Is more body fat a risk factor for reduced thinking and memory abilities? A recent study found that increased body fat is a risk factor for impaired cognitive functions, such as processing speed in adults. When the researchers took into account cardiovascular risk factors (such as diabetes or high blood pressure) or vascular brain injury, the coalition between body fat and lower cognitive scores persisted.
This suggested other yet unconfirmed pathways that linked excess body fat to impaired cognitive function. The research is published in the journal ‘JAMA Network open’. In the study, 9,166 participants were measured through bioelectrical impedance analysis to assess their total body fat. Also, 6,733 of the participants underwent magnetic resonance imaging (MRI) to measure abdominal fat that is around the organs known as visceral fat, and the MRI also assessed vascular brain injury — areas in the brain affected by decreased blood flow to the brain.
“Our results suggest that strategies to prevent or reduce excess body fat can preserve cognitive function,” said lead author Sonia Anand, a professor of medicine at McMaster University’s Michael G. DeGroote School of Medicine and a specialist in vascular medicine at Hamilton Health Sciences. . (HHS) She is also a senior scientist at the Population Health Research Institute of McMaster and HHS.

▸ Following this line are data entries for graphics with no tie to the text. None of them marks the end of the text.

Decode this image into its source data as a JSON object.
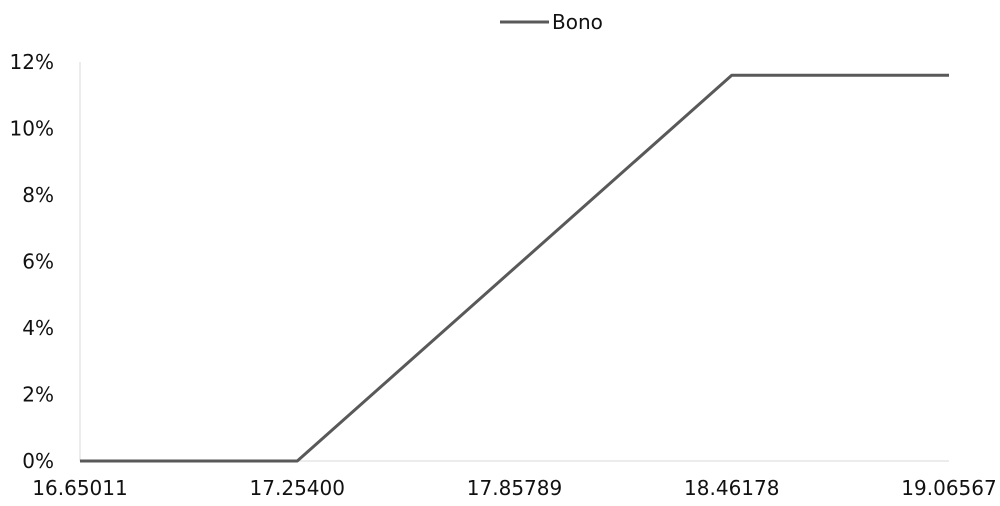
{
  "chart_data": {
    "type": "line",
    "title": "",
    "xlabel": "",
    "ylabel": "",
    "legend": {
      "position": "top-center",
      "entries": [
        "Bono"
      ]
    },
    "x_tick_labels": [
      "16.65011",
      "17.25400",
      "17.85789",
      "18.46178",
      "19.06567"
    ],
    "y_tick_labels": [
      "0%",
      "2%",
      "4%",
      "6%",
      "8%",
      "10%",
      "12%"
    ],
    "xlim": [
      16.65011,
      19.06567
    ],
    "ylim": [
      0,
      12
    ],
    "grid": false,
    "series": [
      {
        "name": "Bono",
        "color": "#595959",
        "x": [
          16.65011,
          17.254,
          18.46178,
          19.06567
        ],
        "y": [
          0,
          0,
          11.6,
          11.6
        ]
      }
    ]
  }
}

She added that “the effect of increased body fat persisted even after adjusting for the effect on increasing cardiovascular risk factors such as diabetes and high blood pressure, as well as vascular brain injury, which should prompt researchers to explore other pathways that may link excess fat to impaired cognitive function.”

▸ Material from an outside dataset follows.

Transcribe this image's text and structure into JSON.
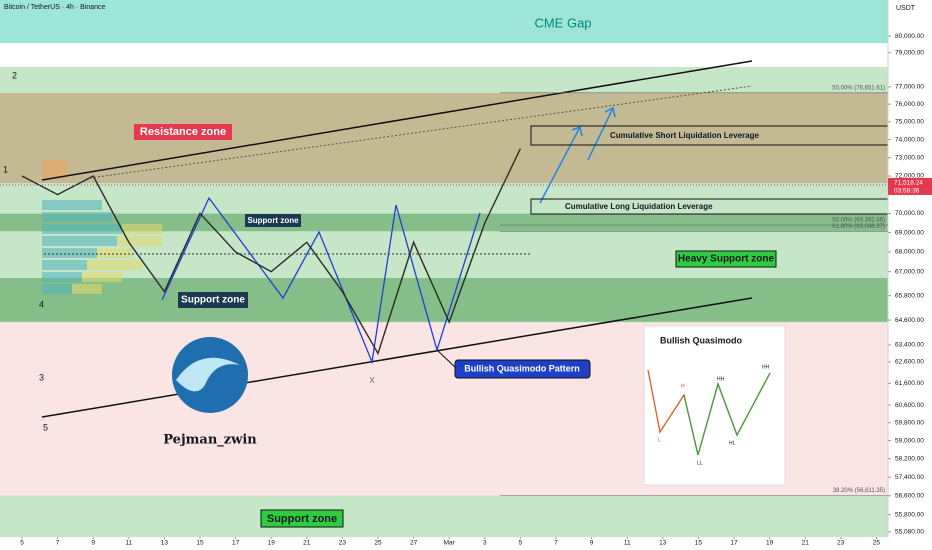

Co-author Eric Smith, a neurologist, scientist and associate professor of clinical neuroscience at the University of Calgary, said that “preserving cognitive function is one of the best ways to prevent dementia in old age. This study suggests that one of the ways proper diet and exercise can prevent dementia, perhaps by maintaining a healthy weight and body fat percentage.”
Smith heads the brain core lab for the two population cohorts used for this new analysis – the Canadian Alliance for Healthy Hearts and Minds (CAHHM) and PURE Mind – a substudy of the large, international Prospective Urban Rural Epidemiological (PURE) study. The participants were in the age range of 30 to 75 years with a mean age of approximately 58 years. Just over 56 percent were women; they all lived in Canada or Poland. The majority were of white European descent, with about 16 percent of other ethnic backgrounds. Individuals with known cardiovascular disease were excluded.